3. The clinical record of Pt. #15 was reviewed on 2/28/2024. Pt. #15 was admitted on 12/20/2023 with the diagnosis of altered mental status. The discharge summary, dated 12/21/2023 at 7:37 AM included that Pt. #15 expired on 12/21/2023 at 6:05 AM. The Post Mortem flowsheet indicated that Pt. #15's time of death was 12/21/2023 at 6:40 AM per coroner. The post-mortem flowsheet indicated that the organ donor network was notified with a 'Yes' answer to the question. The clinical record lacked documentation of the contact person or referral number for the organ donor network.

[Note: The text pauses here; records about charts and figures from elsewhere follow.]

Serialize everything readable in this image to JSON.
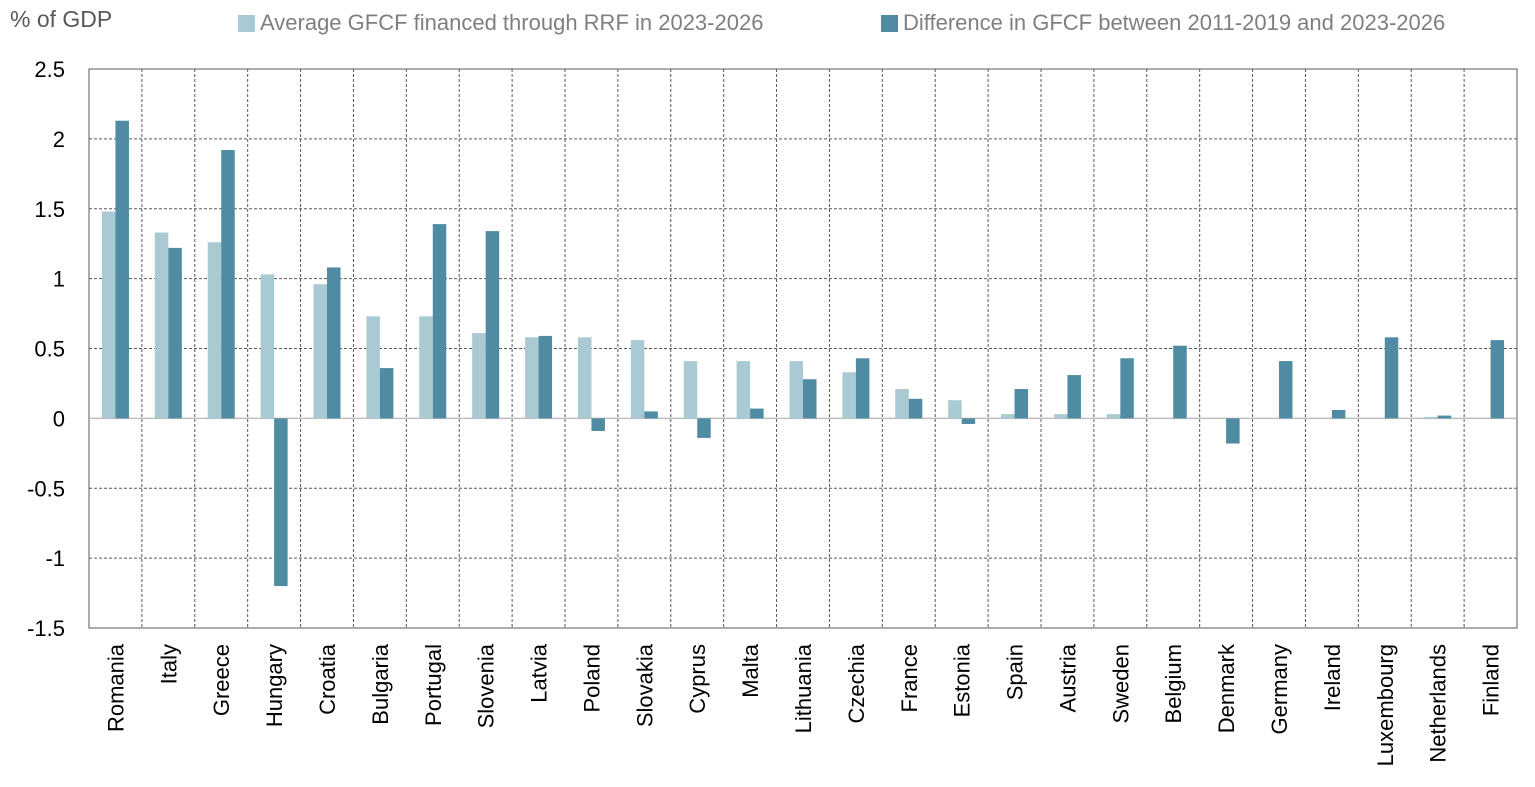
{
  "chart_data": {
    "type": "bar",
    "ylabel": "% of GDP",
    "ylim": [
      -1.5,
      2.5
    ],
    "yticks": [
      "2.5",
      "2",
      "1.5",
      "1",
      "0.5",
      "0",
      "-0.5",
      "-1",
      "-1.5"
    ],
    "grid": true,
    "legend_position": "top",
    "categories": [
      "Romania",
      "Italy",
      "Greece",
      "Hungary",
      "Croatia",
      "Bulgaria",
      "Portugal",
      "Slovenia",
      "Latvia",
      "Poland",
      "Slovakia",
      "Cyprus",
      "Malta",
      "Lithuania",
      "Czechia",
      "France",
      "Estonia",
      "Spain",
      "Austria",
      "Sweden",
      "Belgium",
      "Denmark",
      "Germany",
      "Ireland",
      "Luxembourg",
      "Netherlands",
      "Finland"
    ],
    "series": [
      {
        "name": "Average GFCF financed through RRF in 2023-2026",
        "color": "#a9c9d3",
        "values": [
          1.48,
          1.33,
          1.26,
          1.03,
          0.96,
          0.73,
          0.73,
          0.61,
          0.58,
          0.58,
          0.56,
          0.41,
          0.41,
          0.41,
          0.33,
          0.21,
          0.13,
          0.03,
          0.03,
          0.03,
          0.0,
          0.0,
          0.0,
          0.0,
          0.0,
          0.01,
          0.0
        ]
      },
      {
        "name": "Difference in GFCF between 2011-2019 and 2023-2026",
        "color": "#4f8ca3",
        "values": [
          2.13,
          1.22,
          1.92,
          -1.2,
          1.08,
          0.36,
          1.39,
          1.34,
          0.59,
          -0.09,
          0.05,
          -0.14,
          0.07,
          0.28,
          0.43,
          0.14,
          -0.04,
          0.21,
          0.31,
          0.43,
          0.52,
          -0.18,
          0.41,
          0.06,
          0.58,
          0.02,
          0.56
        ]
      }
    ]
  }
}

4. During an interview on 2/29/2024 at 9:00 AM, the Regulatory Coordinator (E#2) stated the organ procurement organization must be notified of all deaths. The person spoken to and the referral number should be documented in the clinical record.

RESTRAINT AND SECLUSION

Tag No.: C2553

Based on document review and interview it was determined that for 1 of 2 (Pt. #11) clinical records reviewed for patients in violent restraints, the hospital failed to obtain an order for initiation of restraints immediately, per policy.

Findings include:

1. The Hospital's policy titled, "Restraint and seclusion Management (5/2/2023)" was reviewed on 2/28/2024 and required, "Restraints and seclusion are ordered by licensed physicians. ... In an emergency situation, a registered nurse may apply a restraint or initiate seclusion prior to receiving an order. An order is obtained immediately (within a few minutes) following restraint application."

2. The clinical record of Pt. #11 was reviewed on 2/28/2024. Pt. #11 was admitted on 10/4/2023 with the diagnosis of alcohol abuse. A physician's order, dated 10/4/2023 at 3:26 PM included hard limb bilateral wrist and ankle for imminent risk of harm to self and others, patient exhibiting violent or aggressive threats/behaviors (violent restraints). The restraint flowsheet indicates that Pt. #11 was placed in violent restraints on 10/4/2023 at 1:15 PM (2 hours and 11 minutes before the order).

3. During an interview on 2/29/2024 at 9:00 AM, the Regulatory Coordinator stated that there should have been an initial order written immediately after restraint initiation.